Учительница была еще молодой, но уже достаточно опытной, проверенной и заслуженной, она выписывала журнал «Литература в школе» и очень ценила место своей работы, куда так трудно было с большой земли, или с материка, как говорили в Пятисотом, попасть, а мысливший чересчур буквально ребенок никак не мог взять в толк, где же тогда проходит граница между его родным городом и материком, если город на материке, а не на острове находился. Вообще-то, поскольку его так сильно занимало пространство, то, наверное, лучше ему было бы сделаться географом и отправляться в далекие экспедиции, открывать новые земли, моря и острова, но больше географических карт он любил литературу, которая в лице чудесной Александры Кузьминичны, увы, не отвечала ему взаимностью. Зато учительницу весьма ценили родители других учеников, сама же она гордилась тем, как прекрасно писали сочинения по литературе на вступительных экзаменах ее выпускники, успешно поступавшие, по справедливому замечанию разговорчивой нянечки, на физический и химический, а также механико-математический факультеты университета и в другие замечательные институты Москвы, Ленинграда, Горького, Свердловска, Челябинска, Томска, Новосибирска, Красноярска и Иркутска, так что председателям приемных комиссий не приходилось упрашивать капризных экзаменаторов-филологов быть снисходительными к будущим светилам науки, прощая им либо исправляя в тексте недостающие и лишние запятые или перевранные цитаты: пятисотые всё умели писать сами. И только Павлуше ее уроки и методические разработки, ее умные наставления, как правильно составить план и написать точно по теме («Точность и доказательность – вот что самое важное в сочинении по литературе. Его надо решать как задачу», – объясняла она технарям, и в их глазах зажигался родственный огонь понимания), впрок не шли, и, как однажды объявила она публично на родительском собрании Павликову папе, беда не в том, что сын у него тупой, а в том, что он в принципе необучаемый.
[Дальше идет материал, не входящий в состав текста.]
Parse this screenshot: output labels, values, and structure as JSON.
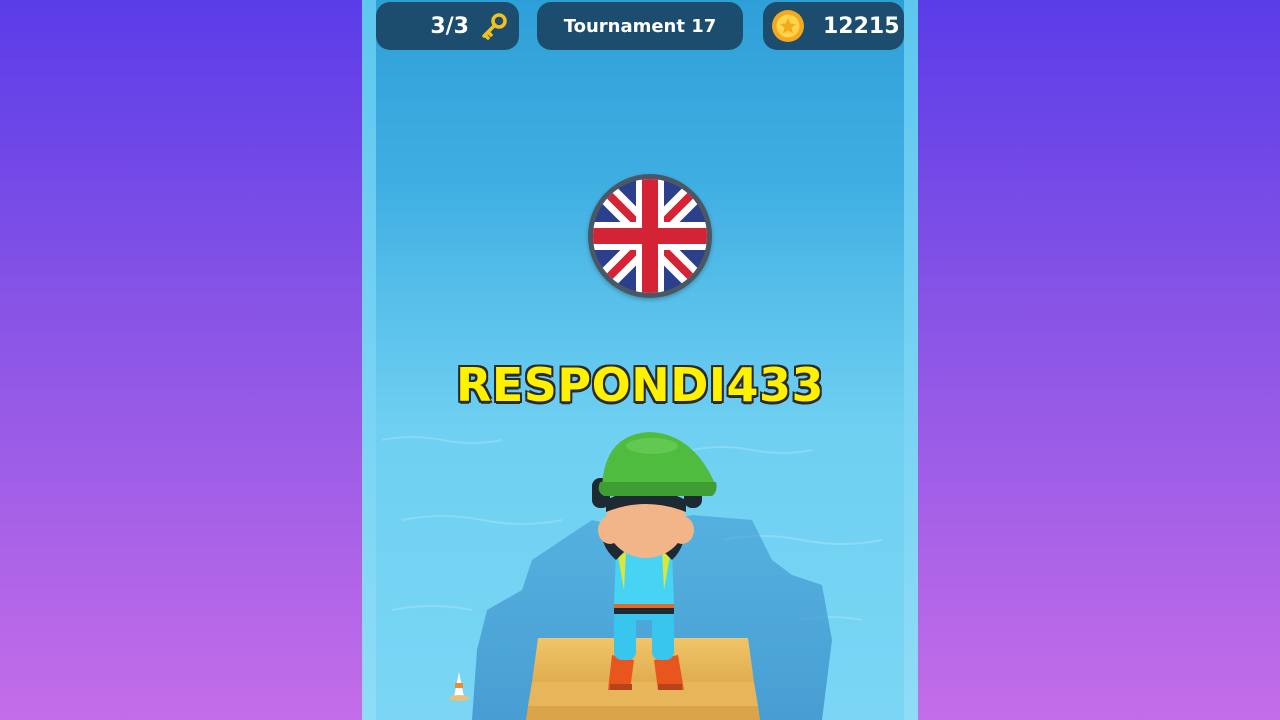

Непомилуев-старший не стал Непомилуеву-младшему эти неласковые слова передавать, приписав их обыкновенной вздорности женской натуры либо неустроенности личной учительской судьбы, прочие родители тоже повели себя благородно, и бестактный отзыв никаких душевных последствий для легкомысленного подростка не имел, но недовольная неподатливым учеником гордая женщина, должно быть, сильно удивилась бы и даже возмутилась, если бы узнала, что офицерский сынок, к которому она и без того относилась с некоторой пренебрежительностью, открыто предпочитая умных и любознательных детей из интеллигентных ученых семей, вдруг соберется поступать на тот самый факультет, куда когда-то не приняли ее, и честолюбивой девочке пришлось довольствоваться областным пединститутом. Однако Павлик был истинным жителем своего города. Он умел сочетать благодушие со скрытностью, беспечность с ответственностью, лишнего никогда не болтал, шифровался, личного дневника не вел, и только отсутствующее, счастливое, прыщавое лицо его глупую мечту выдавало и безмерно злило проницательного отца. Капитан с беспокойством смотрел на одурманенные красные глаза своего единственного сына, которого тайно любил больше всего на свете, опасаясь, что явная любовь может парня испортить, и мучительно переживал за каждое мгновение его юной, но уже такой нескладной жизни, и, когда сын опять, начитавшись непонятно каких растрепанных книжек, выпадал из реальности в состояние полуобморока или транса, тряс его за плечи и бил по нечистым щекам:

– Очнись!

Павлику совсем не хотелось спускаться на землю, он даже в отдельных случаях дерзил и грубил в ответ и кричал, чтобы отец оставил его в покое, и тогда отец наказывал его молчанием. Павлуша это молчание тяжело переживал, но прощения не просил, так что взрослый человек уступал и мирился первым, и всё же никогда мальчик не пошел бы против воли родителя, но весной капитан погиб во время сотрясшей город аварии, и Павлик оказался предоставлен сам себе, как если бы стены и колючая проволока, его окружавшие, рухнули.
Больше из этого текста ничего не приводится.